Since August of 2024 the Domicile has taken an active role in fighting efforts by the IRS to use the rulemaking process to artificially and improperly control the use of the IRC 831 (b) election. The Domicile lent its assistance to lawmakers, supported associations active in the captive industry and actively published Op-eds to curtail the IRS’s improper activity. Despite everyone’s best efforts the IRS published the attached regulations promulgated not by the federal legislature, but through its internal rulemaking process.
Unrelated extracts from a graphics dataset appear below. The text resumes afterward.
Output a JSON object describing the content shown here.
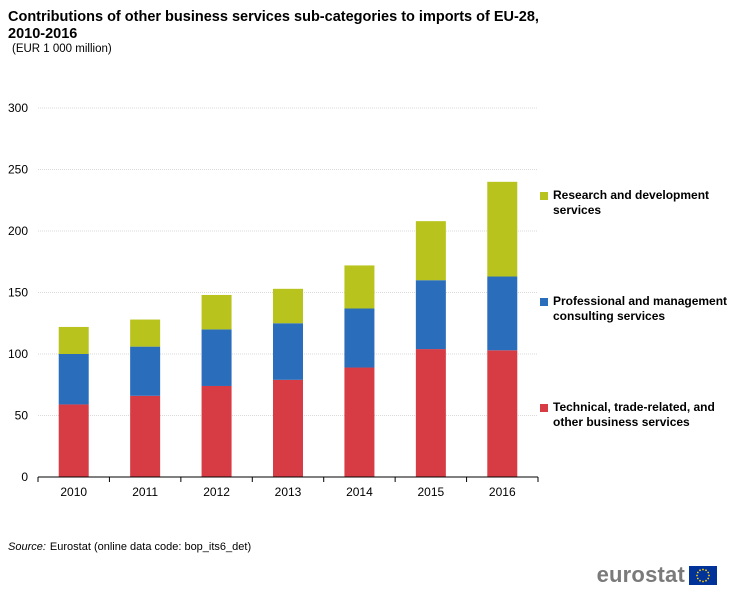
{
  "title": "Contributions of other business services sub-categories to imports of EU-28, 2010-2016",
  "subtitle": "(EUR 1 000 million)",
  "chart_data": {
    "type": "bar",
    "stacked": true,
    "title": "Contributions of other business services sub-categories to imports of EU-28, 2010-2016",
    "subtitle": "(EUR 1 000 million)",
    "xlabel": "",
    "ylabel": "",
    "ylim": [
      0,
      300
    ],
    "yticks": [
      0,
      50,
      100,
      150,
      200,
      250,
      300
    ],
    "grid": true,
    "legend_position": "right",
    "categories": [
      "2010",
      "2011",
      "2012",
      "2013",
      "2014",
      "2015",
      "2016"
    ],
    "series": [
      {
        "name": "Technical, trade-related, and other business services",
        "color": "#d73c45",
        "values": [
          59,
          66,
          74,
          79,
          89,
          104,
          103
        ]
      },
      {
        "name": "Professional and management consulting services",
        "color": "#2a6ebb",
        "values": [
          41,
          40,
          46,
          46,
          48,
          56,
          60
        ]
      },
      {
        "name": "Research and development services",
        "color": "#b9c31d",
        "values": [
          22,
          22,
          28,
          28,
          35,
          48,
          77
        ]
      }
    ]
  },
  "legend": {
    "items": [
      {
        "label": "Research and development services",
        "color": "#b9c31d"
      },
      {
        "label": "Professional and management consulting services",
        "color": "#2a6ebb"
      },
      {
        "label": "Technical, trade-related, and other business services",
        "color": "#d73c45"
      }
    ]
  },
  "source": {
    "label": "Source:",
    "text": "Eurostat (online data code: bop_its6_det)"
  },
  "logo": {
    "text": "eurostat",
    "flag_color": "#003399",
    "star_color": "#ffcc00"
  }
}
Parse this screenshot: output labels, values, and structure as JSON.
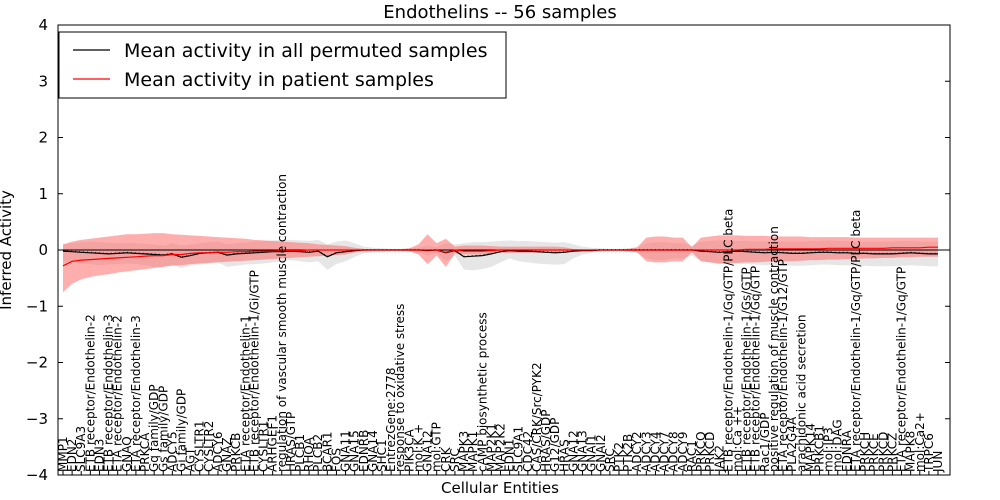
{
  "chart_data": {
    "type": "line",
    "title": "Endothelins -- 56 samples",
    "xlabel": "Cellular Entities",
    "ylabel": "Inferred Activity",
    "ylim": [
      -4,
      4
    ],
    "yticks": [
      4,
      3,
      2,
      1,
      0,
      -1,
      -2,
      -3,
      -4
    ],
    "grid": false,
    "legend_position": "top-left",
    "colors": {
      "permuted": "#000000",
      "patient": "#ff0000",
      "permuted_band": "#c8c8c8",
      "patient_band": "#ff6b6b"
    },
    "categories": [
      "MMP1",
      "EDN2",
      "SLC9A3",
      "ETB receptor/Endothelin-2",
      "EDN3",
      "ETB receptor/Endothelin-3",
      "ETA receptor/Endothelin-2",
      "GNAQ",
      "ETA receptor/Endothelin-3",
      "PRKCA",
      "Gq family/GDP",
      "Gs family/GDP",
      "ADCY5",
      "Gi family/GDP",
      "AGT",
      "CYSLTR1",
      "CYSLTR2",
      "ADCY6",
      "GNAZ",
      "PRKCB",
      "ETA receptor/Endothelin-1",
      "ETB receptor/Endothelin-1/Gi/GTP",
      "CYSLTR1",
      "ARHGEF1",
      "regulation of vascular smooth muscle contraction",
      "HRAS/GTP",
      "PLCB1",
      "RHOA",
      "PLCB2",
      "BCAR1",
      "FOS",
      "GNA11",
      "GNA15",
      "EDNRB",
      "GNA14",
      "SHC1",
      "EntrezGene:2778",
      "response to oxidative stress",
      "PIK3CA",
      "mol:K +",
      "GNA12",
      "mol:GTP",
      "CRK",
      "SRC",
      "MAPK3",
      "MAPK1",
      "cAMP biosynthetic process",
      "MAP2K1",
      "MAP2K2",
      "EDN1",
      "SLC9A1",
      "CDC42",
      "CAS/CRK/Src/PYK2",
      "HRAS/GDP",
      "G12/GDP",
      "HRAS",
      "GNA12",
      "GNA13",
      "GNAI1",
      "GNAI2",
      "SRC",
      "PTK2",
      "PTK2B",
      "ADCY2",
      "ADCY3",
      "ADCY4",
      "ADCY7",
      "ADCY8",
      "ADCY9",
      "RAC1",
      "PRKCQ",
      "PRKCD",
      "JAK2",
      "ETB receptor/Endothelin-1/Gq/GTP/PLC beta",
      "mol:Ca ++",
      "ETB receptor/Endothelin-1/Gs/GTP",
      "ETB receptor/Endothelin-1/Gq/GTP",
      "Rac1/GDP",
      "positive regulation of muscle contraction",
      "ETA receptor/Endothelin-1/G12/GTP",
      "PLA2G4A",
      "arachidonic acid secretion",
      "MAPK14",
      "PRKCB1",
      "mol:IP3",
      "mol:DAG",
      "EDNRA",
      "ETA receptor/Endothelin-1/Gq/GTP/PLC beta",
      "PRKCH",
      "PRKCE",
      "PRKCD",
      "PRKCZ",
      "ETA receptor/Endothelin-1/Gq/GTP",
      "MAPK8",
      "mol:Ca2+",
      "TRPC6",
      "JUN"
    ],
    "series": [
      {
        "name": "Mean activity in all permuted samples",
        "values": [
          -0.02,
          -0.03,
          -0.04,
          -0.05,
          -0.06,
          -0.07,
          -0.06,
          -0.05,
          -0.06,
          -0.07,
          -0.08,
          -0.09,
          -0.07,
          -0.13,
          -0.1,
          -0.06,
          -0.05,
          -0.04,
          -0.09,
          -0.07,
          -0.06,
          -0.05,
          -0.04,
          -0.03,
          -0.03,
          -0.02,
          -0.03,
          -0.04,
          -0.02,
          -0.12,
          -0.05,
          -0.03,
          -0.01,
          0,
          0,
          0,
          0,
          0,
          0,
          0,
          -0.01,
          0,
          -0.05,
          -0.01,
          -0.12,
          -0.11,
          -0.1,
          -0.07,
          -0.03,
          -0.01,
          -0.02,
          -0.02,
          -0.03,
          -0.04,
          -0.05,
          -0.04,
          -0.02,
          -0.01,
          -0.01,
          0,
          0,
          0,
          0,
          0,
          0,
          0,
          0,
          0,
          0,
          0,
          -0.02,
          -0.03,
          -0.04,
          -0.03,
          -0.02,
          -0.03,
          -0.04,
          -0.05,
          -0.04,
          -0.05,
          -0.06,
          -0.06,
          -0.05,
          -0.04,
          -0.04,
          -0.05,
          -0.05,
          -0.06,
          -0.06,
          -0.07,
          -0.07,
          -0.07,
          -0.06,
          -0.05,
          -0.06,
          -0.07,
          -0.07
        ],
        "lower": [
          -0.2,
          -0.22,
          -0.24,
          -0.25,
          -0.27,
          -0.26,
          -0.25,
          -0.24,
          -0.25,
          -0.27,
          -0.3,
          -0.3,
          -0.26,
          -0.32,
          -0.28,
          -0.26,
          -0.24,
          -0.22,
          -0.3,
          -0.28,
          -0.26,
          -0.25,
          -0.24,
          -0.22,
          -0.2,
          -0.18,
          -0.2,
          -0.22,
          -0.2,
          -0.35,
          -0.25,
          -0.2,
          -0.12,
          -0.06,
          -0.04,
          -0.03,
          -0.02,
          -0.02,
          -0.03,
          -0.04,
          -0.1,
          -0.05,
          -0.2,
          -0.1,
          -0.35,
          -0.36,
          -0.34,
          -0.3,
          -0.22,
          -0.15,
          -0.2,
          -0.22,
          -0.24,
          -0.25,
          -0.26,
          -0.25,
          -0.15,
          -0.08,
          -0.05,
          -0.03,
          -0.02,
          -0.02,
          -0.03,
          -0.05,
          -0.15,
          -0.18,
          -0.18,
          -0.15,
          -0.15,
          -0.1,
          -0.2,
          -0.22,
          -0.25,
          -0.24,
          -0.24,
          -0.25,
          -0.26,
          -0.27,
          -0.26,
          -0.27,
          -0.28,
          -0.28,
          -0.27,
          -0.26,
          -0.26,
          -0.27,
          -0.27,
          -0.28,
          -0.28,
          -0.29,
          -0.29,
          -0.29,
          -0.28,
          -0.27,
          -0.28,
          -0.29,
          -0.29
        ],
        "upper": [
          0.1,
          0.12,
          0.14,
          0.15,
          0.14,
          0.13,
          0.12,
          0.13,
          0.12,
          0.11,
          0.1,
          0.08,
          0.12,
          0.08,
          0.1,
          0.12,
          0.14,
          0.15,
          0.1,
          0.12,
          0.13,
          0.15,
          0.16,
          0.17,
          0.18,
          0.18,
          0.17,
          0.16,
          0.18,
          0.1,
          0.15,
          0.17,
          0.12,
          0.06,
          0.04,
          0.03,
          0.02,
          0.02,
          0.03,
          0.04,
          0.08,
          0.05,
          0.12,
          0.1,
          0.12,
          0.14,
          0.14,
          0.15,
          0.16,
          0.17,
          0.16,
          0.16,
          0.15,
          0.14,
          0.13,
          0.14,
          0.1,
          0.06,
          0.04,
          0.03,
          0.02,
          0.02,
          0.03,
          0.04,
          0.12,
          0.14,
          0.14,
          0.12,
          0.12,
          0.08,
          0.15,
          0.16,
          0.17,
          0.17,
          0.16,
          0.16,
          0.15,
          0.15,
          0.16,
          0.15,
          0.15,
          0.15,
          0.16,
          0.16,
          0.17,
          0.16,
          0.16,
          0.15,
          0.15,
          0.15,
          0.15,
          0.15,
          0.16,
          0.16,
          0.15,
          0.15,
          0.15
        ]
      },
      {
        "name": "Mean activity in patient samples",
        "values": [
          -0.28,
          -0.2,
          -0.18,
          -0.17,
          -0.16,
          -0.15,
          -0.14,
          -0.13,
          -0.12,
          -0.11,
          -0.1,
          -0.1,
          -0.08,
          -0.08,
          -0.06,
          -0.05,
          -0.05,
          -0.04,
          -0.04,
          -0.03,
          -0.03,
          -0.02,
          -0.02,
          -0.02,
          -0.01,
          -0.01,
          -0.01,
          0,
          0,
          0,
          0,
          0,
          0,
          0,
          0,
          0,
          0,
          0,
          0,
          0,
          0,
          0,
          -0.04,
          0,
          -0.02,
          -0.02,
          -0.02,
          -0.01,
          0,
          0,
          0,
          0,
          0,
          0,
          0,
          0,
          0,
          0,
          0,
          0,
          0,
          0,
          0,
          0,
          0,
          0,
          0,
          0,
          0,
          0,
          0,
          0,
          0,
          0,
          0,
          0.01,
          0.01,
          0.01,
          0.02,
          0.02,
          0.02,
          0.02,
          0.02,
          0.02,
          0.03,
          0.03,
          0.03,
          0.03,
          0.03,
          0.03,
          0.03,
          0.04,
          0.04,
          0.04,
          0.04,
          0.05,
          0.05
        ],
        "lower": [
          -0.75,
          -0.6,
          -0.52,
          -0.48,
          -0.45,
          -0.43,
          -0.4,
          -0.38,
          -0.36,
          -0.34,
          -0.32,
          -0.3,
          -0.28,
          -0.27,
          -0.25,
          -0.24,
          -0.23,
          -0.22,
          -0.21,
          -0.2,
          -0.19,
          -0.18,
          -0.17,
          -0.16,
          -0.15,
          -0.14,
          -0.13,
          -0.12,
          -0.11,
          -0.1,
          -0.09,
          -0.08,
          -0.04,
          -0.02,
          -0.01,
          -0.01,
          -0.01,
          -0.01,
          -0.02,
          -0.08,
          -0.25,
          -0.1,
          -0.3,
          -0.06,
          -0.08,
          -0.08,
          -0.08,
          -0.06,
          -0.05,
          -0.05,
          -0.05,
          -0.05,
          -0.05,
          -0.05,
          -0.06,
          -0.05,
          -0.02,
          -0.01,
          -0.01,
          -0.01,
          -0.01,
          -0.01,
          -0.02,
          -0.04,
          -0.2,
          -0.22,
          -0.22,
          -0.2,
          -0.2,
          -0.04,
          -0.2,
          -0.22,
          -0.24,
          -0.24,
          -0.23,
          -0.22,
          -0.22,
          -0.21,
          -0.2,
          -0.2,
          -0.2,
          -0.19,
          -0.18,
          -0.18,
          -0.17,
          -0.17,
          -0.16,
          -0.16,
          -0.15,
          -0.15,
          -0.14,
          -0.14,
          -0.13,
          -0.13,
          -0.12,
          -0.12,
          -0.12
        ],
        "upper": [
          0.1,
          0.15,
          0.18,
          0.2,
          0.22,
          0.24,
          0.26,
          0.28,
          0.28,
          0.29,
          0.3,
          0.3,
          0.28,
          0.27,
          0.26,
          0.25,
          0.24,
          0.23,
          0.22,
          0.21,
          0.2,
          0.18,
          0.17,
          0.16,
          0.15,
          0.14,
          0.13,
          0.12,
          0.1,
          0.09,
          0.08,
          0.07,
          0.04,
          0.02,
          0.01,
          0.01,
          0.01,
          0.01,
          0.03,
          0.1,
          0.28,
          0.12,
          0.2,
          0.06,
          0.08,
          0.08,
          0.08,
          0.07,
          0.06,
          0.06,
          0.06,
          0.06,
          0.06,
          0.06,
          0.06,
          0.05,
          0.02,
          0.01,
          0.01,
          0.01,
          0.01,
          0.01,
          0.02,
          0.05,
          0.22,
          0.24,
          0.24,
          0.22,
          0.22,
          0.05,
          0.22,
          0.24,
          0.26,
          0.26,
          0.26,
          0.25,
          0.25,
          0.25,
          0.24,
          0.24,
          0.24,
          0.24,
          0.23,
          0.23,
          0.23,
          0.23,
          0.23,
          0.22,
          0.22,
          0.22,
          0.22,
          0.22,
          0.22,
          0.22,
          0.22,
          0.22,
          0.22
        ]
      }
    ]
  }
}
Almost immediately the captive community reacted. On January 10, 2025, Ryan, LLC, a Dallas, Texas based consulting firm file suit against the IRS in the United States District Court for the Northen District of Texas. Ryan asserted, that the IRS Rule…violates the Administrative Procedure Act, which prohibits agency actions that are “arbitrary, capricious, an abuse of discretion, or otherwise not in accordance with law” as well as those that are “in excess of statutory jurisdiction, authority, or limitations, or short of statutory right.” 5 U.S.C. § 706(2)(A), (C).
This is not the first time the IRS has tried such a maneuver. In 2016 it used the same rulemaking process to impose stringent self-reporting requirements on companies making the 831 (b) election. Five years later a consulting firm out of Tennessee succeeding in having the United States Supreme Court strike down, in its entirety, the IRS efforts to circumvent the law through the rulemaking process, see CIC Services, LLC v. Internal Revenue Service. The captive industry is optimistic that this latest IRS effort will be meet the same fate as its 2016 effort.